On August 7, 2025, Mr Duale attempted to clarify matters in a post on X. “Unlike the defunct NHIF, SHA’s process for overseas treatment is guided by several legal frameworks—the SHI Act and Regulations, the Public Procurement Act, and the Office of the Attorney-General circulars on foreign contracts.”
He stressed that, under the Social Health Insurance Act, SHA can only make payments to empanelled and contracted healthcare providers. To qualify for overseas treatment, he added, three conditions must be met: the treatment must be unavailable locally, the patient’s contributions must be compliant with the SHI Act, and the procedure must be undertaken at an SHA-contracted foreign facility.
Insensitive and impractical
The effect is clear: patients in urgent need of specialist care unavailable locally must wait for SHA to finalise partnerships with approved foreign hospitals.
Critics say the approach is insensitive and impractical. Patients do not choose when a tumour grows, when an organ fails, or when disease accelerates beyond local capacity. For those already abroad, the decision has introduced new uncertainties, leaving many stranded in hospital wards or guesthouses in India, Turkey, and South Africa with no clarity on whether treatment will proceed.

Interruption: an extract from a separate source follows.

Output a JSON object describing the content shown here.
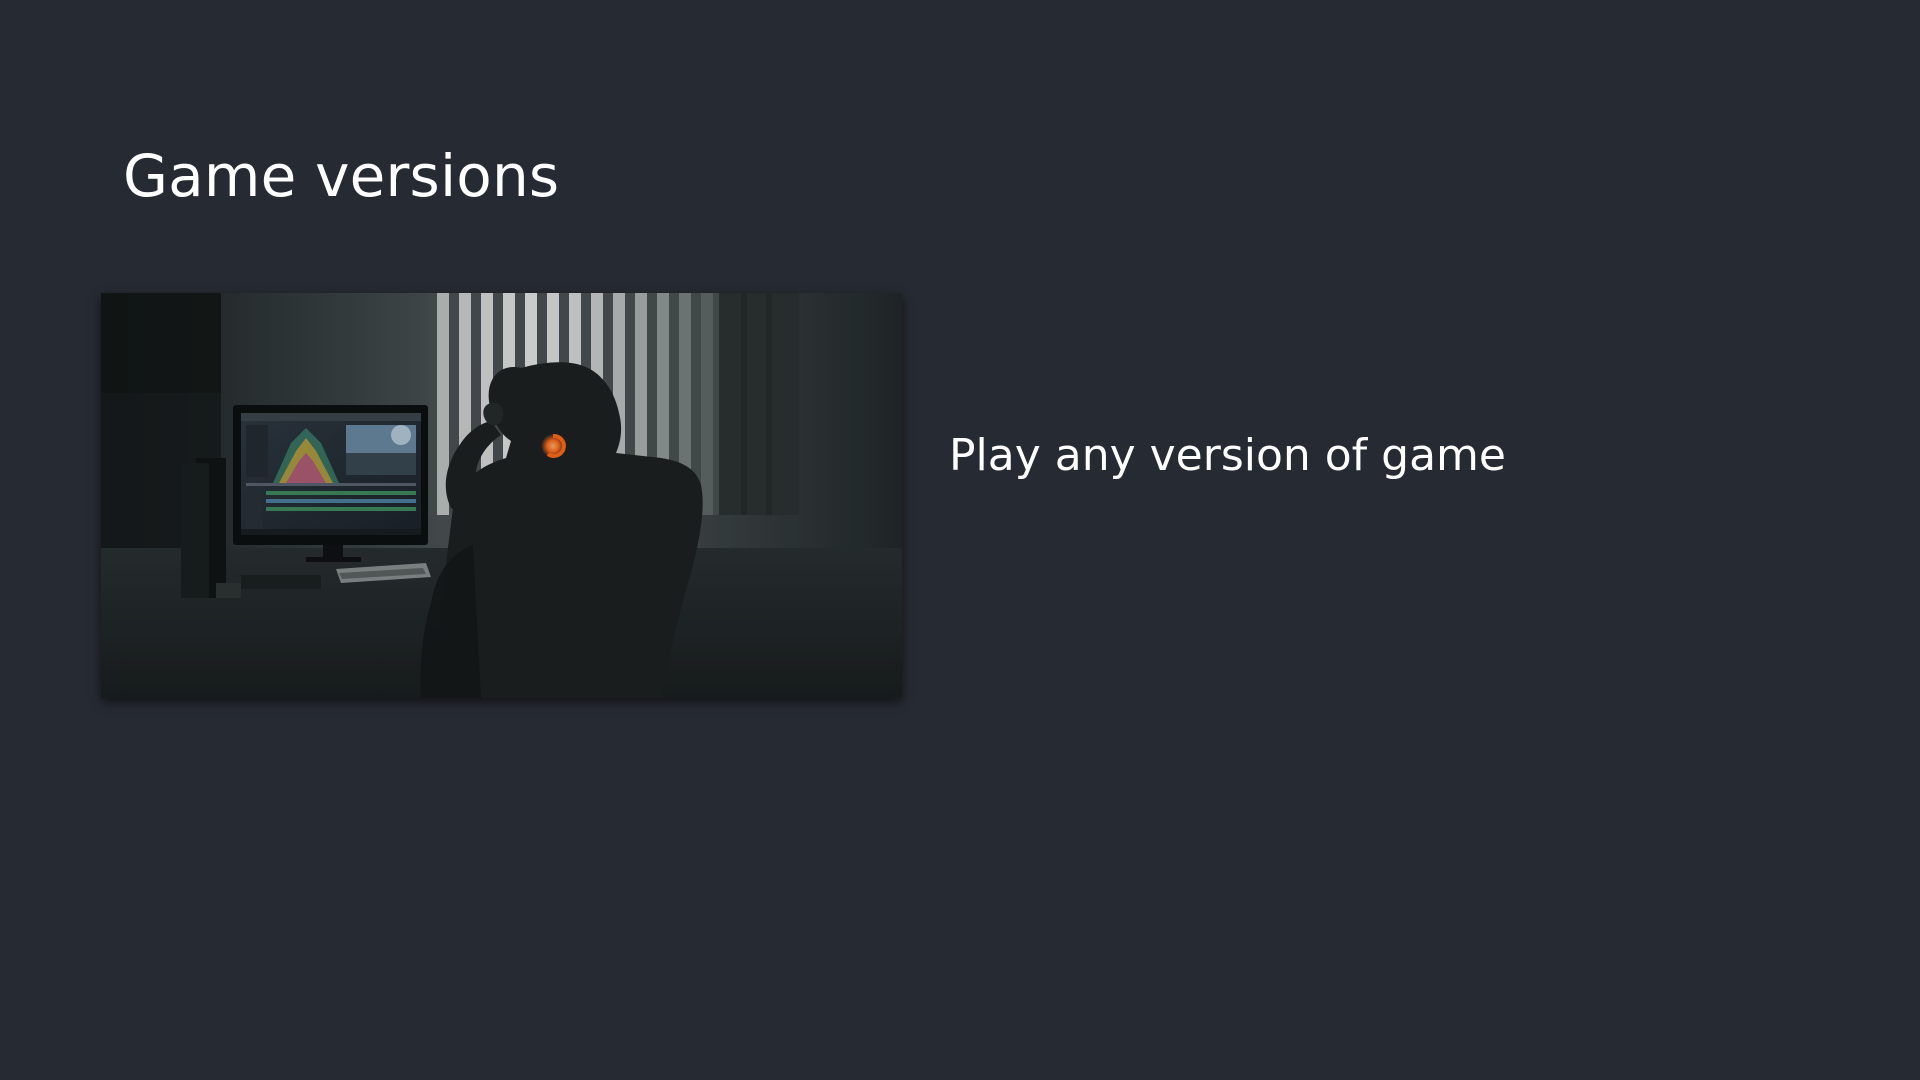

Families have raised the alarm, accusing the government of shifting blame to legal frameworks rather than acknowledging the human cost. Advocacy groups argue that, while reforms are necessary to eliminate corruption and streamline overseas treatment, an immediate halt without contingency plans is reckless.
Medical professionals are also concerned. Some specialists argue that, while Kenya has indeed advanced, it is misleading to suggest that all complex care is now locally available. A Nairobi-based oncologist, speaking anonymously, noted: “We’ve improved, but we’re not there yet. Certain advanced cancer treatments, rare transplants, and genetic therapies are still out of reach here. Suspending overseas referrals without a safety net will cost lives.”